In layman’s terms, we find a suitable value for epsilon by calculating the distance to the nearest ** n** points for each point, sorting and plotting the results. Then we look to see where the change is most pronounced (think of the angle between your arm and forearm) and select that as epsilon.

We can calculate the distance from each point to its closest neighbour using the `NearestNeighbors`

. The point itself is included in `n_neighbors`

. The `kneighbors`

method returns two arrays, one which contains the distance to the closest `n_neighbors`

points and the other which contains the index for each of those points.

`neigh = NearestNeighbors(n_neighbors=2)`

`nbrs = neigh.fit(X)`

`distances, indices = nbrs.kneighbors(X)`

Next, we sort and plot results.

`distances = np.sort(distances, axis=0)`

`distances = distances[:,1]`

`plt.plot(distances)`

The optimal value for epsilon will be found at the point of maximum curvature.

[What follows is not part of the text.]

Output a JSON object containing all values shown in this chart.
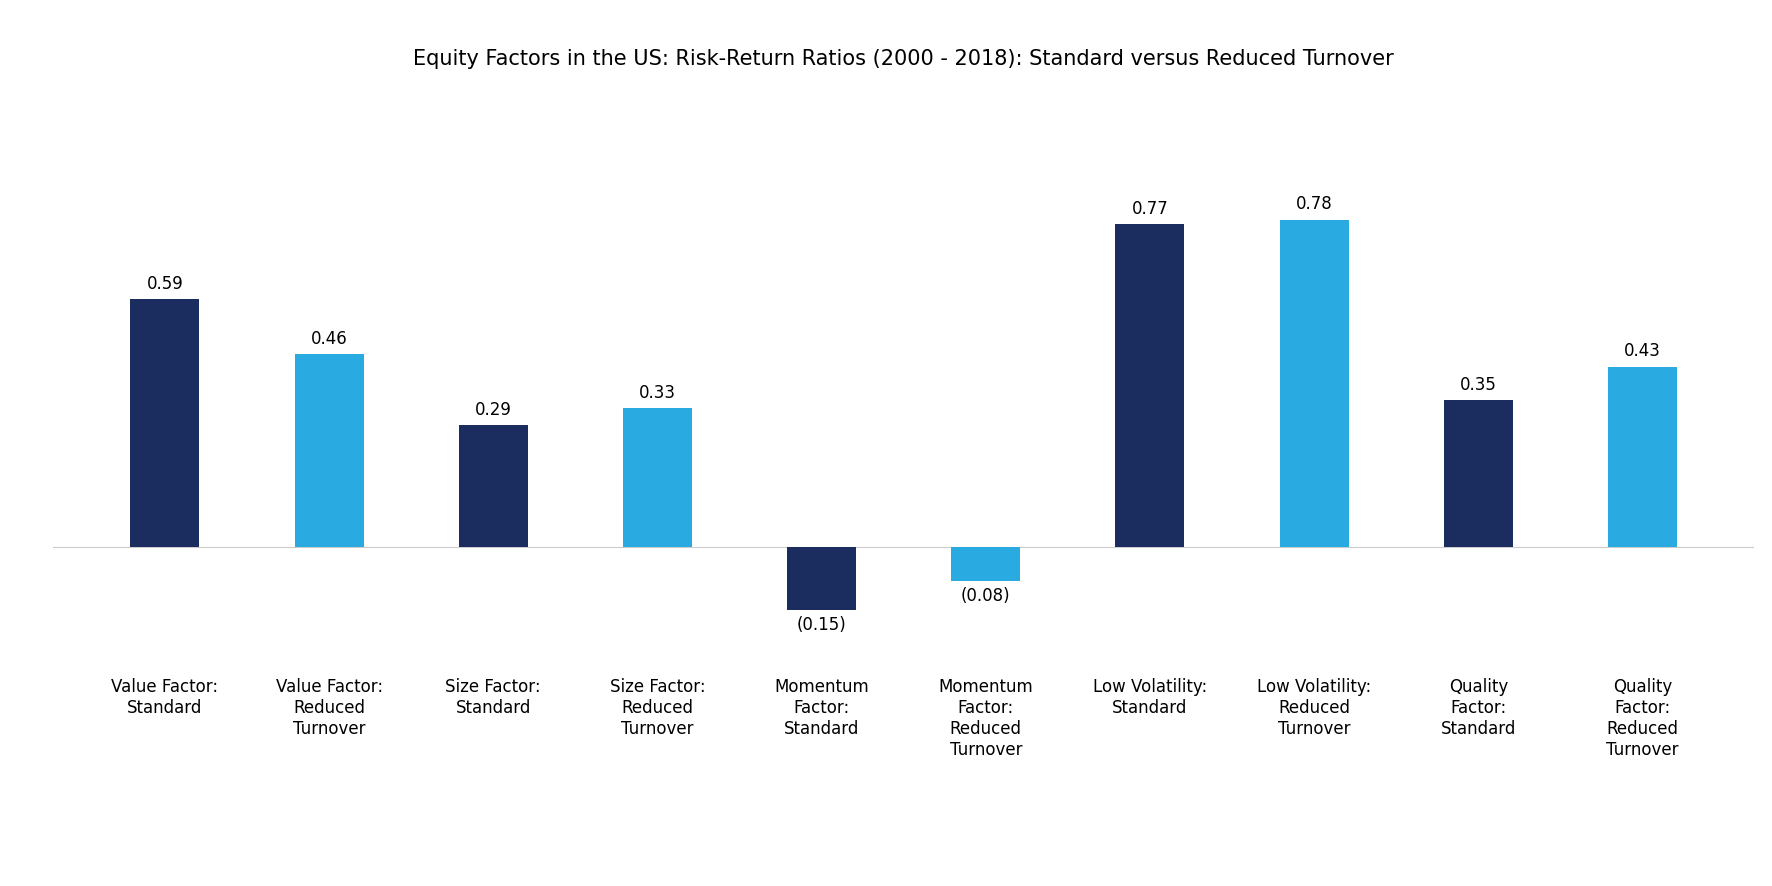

We train our model, selecting `0.3`

for `eps`

and setting `min_samples`

to `5.`

`m = DBSCAN(eps=0.3, min_samples=5)`

`m.fit(X)`

The `labels_`

property contains the list of clusters and their respective points.

`clusters = m.labels_`

Then, we map every individual cluster to a color.

`colors = ['royalblue', 'maroon', 'forestgreen', 'mediumorchid', 'tan', 'deeppink', 'olive', 'goldenrod', 'lightcyan', 'navy']`

`vectorizer = np.vectorize(lambda x: colors[x % len(colors)])`

The model classified the densely populated areas. As we can see, all the dark blue points were categorized as noise.

`plt.scatter(X[:,0], X[:,1], c=vectorizer(clusters))`

### Final Thoughts

Unlike k-means, DBSCAN will figure out the number of clusters. DBSCAN works by determining whether the minimum number of points are close enough to one another to be considered part of a single cluster. DBSCAN is very sensitive to scale since epsilon is a fixed value for the maximum distance between two points.